BY FIONNUALA HALLIGAN
Audiences will hopefully never look at perspective, slow-mo, fragmented bodies or female faces presented in 2D in the same way again, thanks to Menkes’ two-decades-plus of research. She certainly proves that shot design is gendered. As her eloquent interviewee Amy Zierling notes: “It’s invisible, and you don’t notice the air.”

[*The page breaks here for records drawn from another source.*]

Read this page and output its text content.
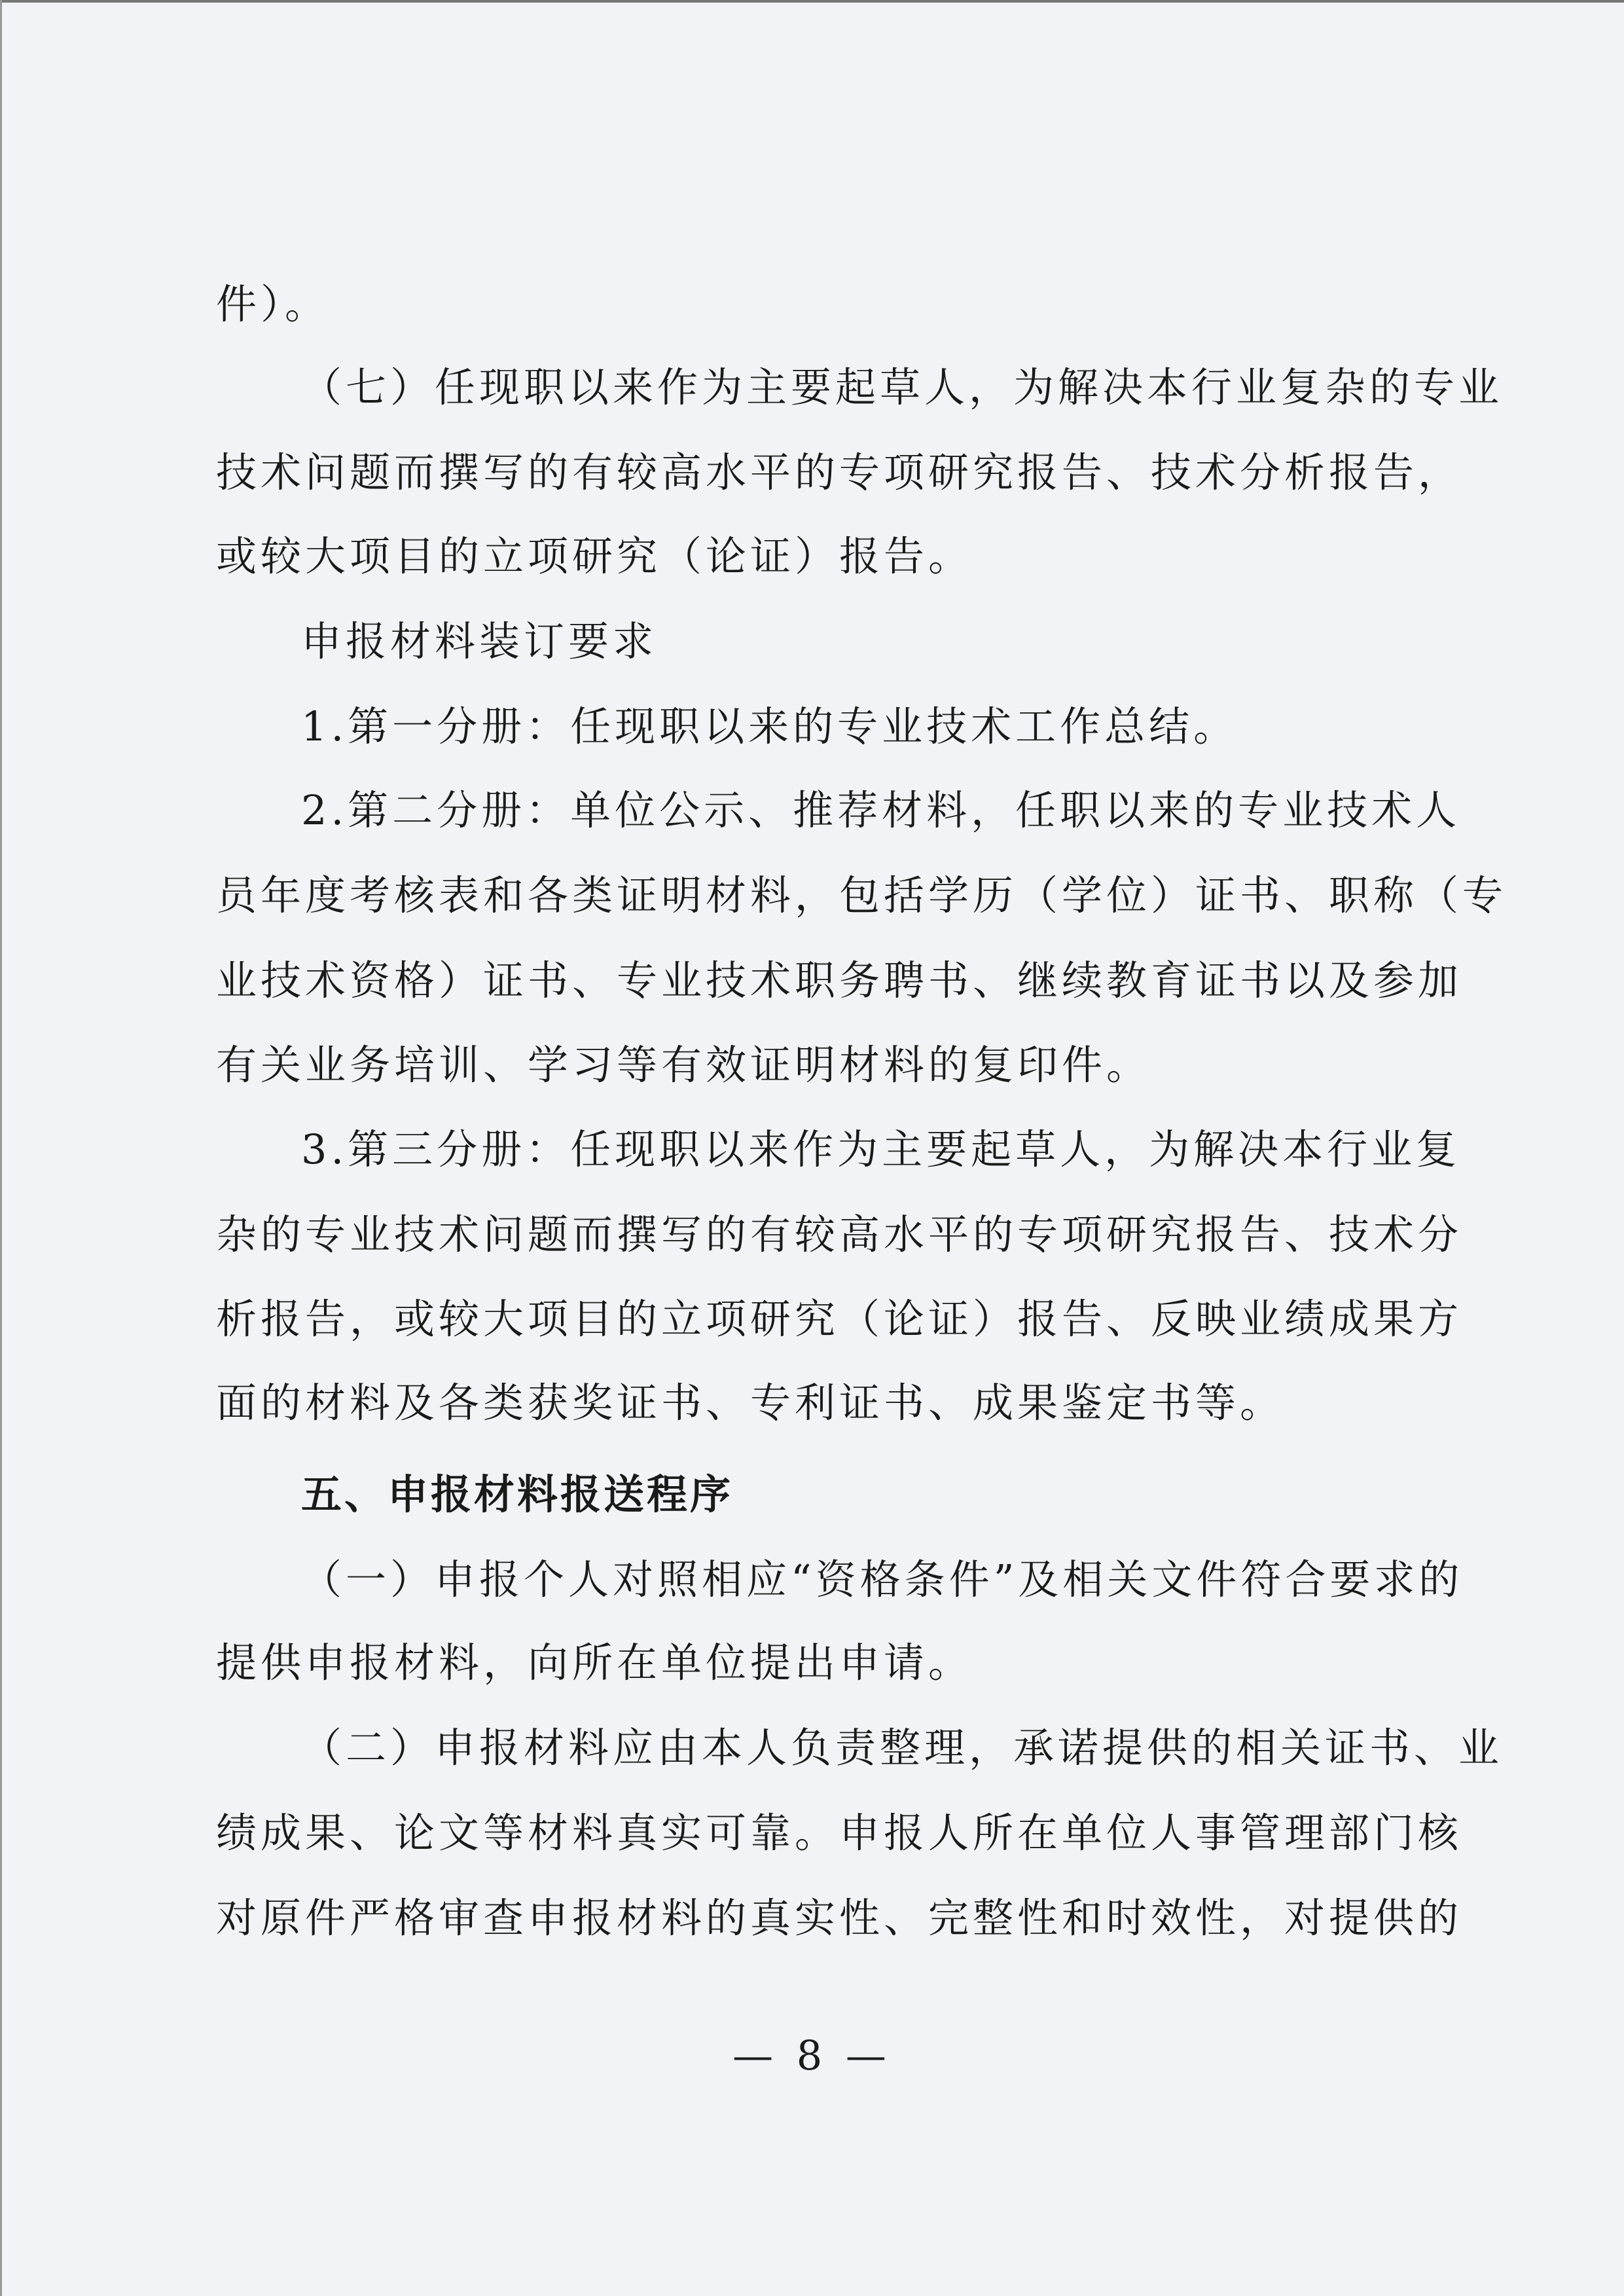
件）。
（七）任现职以来作为主要起草人，为解决本行业复杂的专业
技术问题而撰写的有较高水平的专项研究报告、技术分析报告，
或较大项目的立项研究（论证）报告。
申报材料装订要求
1.第一分册：任现职以来的专业技术工作总结。
2.第二分册：单位公示、推荐材料，任职以来的专业技术人
员年度考核表和各类证明材料，包括学历（学位）证书、职称（专
业技术资格）证书、专业技术职务聘书、继续教育证书以及参加
有关业务培训、学习等有效证明材料的复印件。
3.第三分册：任现职以来作为主要起草人，为解决本行业复
杂的专业技术问题而撰写的有较高水平的专项研究报告、技术分
析报告，或较大项目的立项研究（论证）报告、反映业绩成果方
面的材料及各类获奖证书、专利证书、成果鉴定书等。
五、申报材料报送程序
（一）申报个人对照相应“资格条件”及相关文件符合要求的
提供申报材料，向所在单位提出申请。
（二）申报材料应由本人负责整理，承诺提供的相关证书、业
绩成果、论文等材料真实可靠。申报人所在单位人事管理部门核
对原件严格审查申报材料的真实性、完整性和时效性，对提供的
— 8 —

Menkes moves beyond the predatory camera and the subject-object set-up, though. With her commentators — who also include Eliza Hittman, Julie Dash, Laura Mulvey, the intimacy co-ordinator Ita O’Brien and Joey Soloway, amongst others, she talks about the implied violence hidden in these tropes. The up-the-bum shot, the slow-pan down the body, the whole idea of a beautiful unconscious woman — taken to an extreme, recalls Rosanna Arquette, when her dead character was embraced by the camera in a sexual manner in Scorsese’s After Hours. Dead women, silent women - as with Cathy Moriarty’s character in Raging Bull, who literally couldn’t be heard - women seen bent over from behind - these turn into women whose consent is immaterial. The ‘Baby It’s Cold Outside’ trope where Harrison Ford, for example, smacks a resisting Sean Young in Bladerunner and she’s suddenly aroused, as with Jessica Lange in The Postman Always Rings Twice (1981). It’s disempowerment at its essence and, as Menkes said, it worms its way into the collective consciousness through the global power of Hollywood. (Or, in other words, forms the “bedrock of the language of rape culture”.)